Dear Sisters, every charism is an evangelical word which the Holy Spirit recalls to the Church’s memory (cf. Jn 14:26). It is not by accident that consecrated life "is born from hearing the word of God and embracing the Gospel as its rule of life. A life devoted to following Christ in his chastity, poverty and obedience becomes a living ‘exegesis’ of God’s word… Every charism and every rule springs from it and seeks to be an expression of it, thus opening up new pathways of Christian living marked by the radicalism of the Gospel" (Verbum Domini, 83).
This Gospel radicalism means being "rooted and built up in Christ, and firm in the faith" (cf. Col 2:7). In the consecrated life, this means going to the very root of the love of Jesus Christ with an undivided heart, putting nothing ahead of this love (cf. SAINT BENEDICT, Rule, IV, 21) and being completely devoted to him, the Bridegroom, as were the Saints, like Rose of Lima and Rafael Arnáiz, the young patrons of this World Youth Day. Your lives must testify to the personal encounter with Christ which has nourished your consecration, and to all the transforming power of that encounter. This is all the more important today when "we see a certain ‘eclipse of God’ taking place, a kind of amnesia which, albeit not an outright rejection of Christianity, is nonetheless a denial of the treasure of our faith, a denial that could lead to the loss of our deepest identity" (Message for the 2011 World Youth Day, 1). In a world of relativism and mediocrity, we need that radicalism to which your consecration, as a way of belonging to the God who is loved above all things, bears witness.
This Gospel radicalism proper to the consecrated life finds expression in filial communion with the Church, the home of the children of God, built by Christ: communion with her Pastors who set forth in the Lord’s name the deposit of faith received from the apostles, the ecclesial Magisterium and the Christian tradition; communion with your own religious families as you gratefully preserve their authentic spiritual patrimony while valuing other charisms; and communion with other members of the Church, such as the laity, who are called to make their own specific calling a testimony to the one Gospel of the Lord.

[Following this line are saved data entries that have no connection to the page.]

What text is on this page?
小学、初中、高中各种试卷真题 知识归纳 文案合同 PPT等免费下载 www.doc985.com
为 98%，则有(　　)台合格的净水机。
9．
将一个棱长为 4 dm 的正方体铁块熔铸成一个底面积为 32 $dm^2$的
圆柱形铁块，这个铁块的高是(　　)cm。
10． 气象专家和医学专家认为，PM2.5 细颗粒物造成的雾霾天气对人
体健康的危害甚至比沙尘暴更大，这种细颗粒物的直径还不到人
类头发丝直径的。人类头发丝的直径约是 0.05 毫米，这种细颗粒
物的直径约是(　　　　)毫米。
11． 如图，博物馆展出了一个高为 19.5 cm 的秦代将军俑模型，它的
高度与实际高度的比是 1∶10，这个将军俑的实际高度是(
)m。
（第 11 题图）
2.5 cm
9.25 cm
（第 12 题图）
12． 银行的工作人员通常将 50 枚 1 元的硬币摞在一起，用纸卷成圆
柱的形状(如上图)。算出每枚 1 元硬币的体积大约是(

Finally, Gospel radicalism finds expression in the mission God has chosen to entrust to us: from the contemplative life, which welcomes into its cloisters the word of God in eloquent silence and adores his beauty in the solitude which he alone fills, to the different paths of the apostolic life, in whose furrows the seed of the Gospel bears fruit in the education of children and young people, the care of the sick and elderly, the pastoral care of families, commitment to respect for life, witness to the truth and the proclamation of peace and charity, mission work and the new evangelization, and so many other sectors of the Church’s apostolate.
Dear Sisters, this is the witness of holiness to which God is calling you, as you follow Jesus Christ closely and unconditionally in consecration, communion and mission. The Church needs your youthful fidelity, rooted and built up in Christ. Thank you for your generous, total and perpetual "yes" to the call of the Loved One. I pray that the Virgin Mary may sustain and accompany your consecrated youth, with the lively desire that it will challenge, nourish and illumine all young people.
With these sentiments, I ask God to repay abundantly the generous contribution which consecrated life has made to this World Youth Day. In his name, and with great gratitude, I give you my affectionate blessing.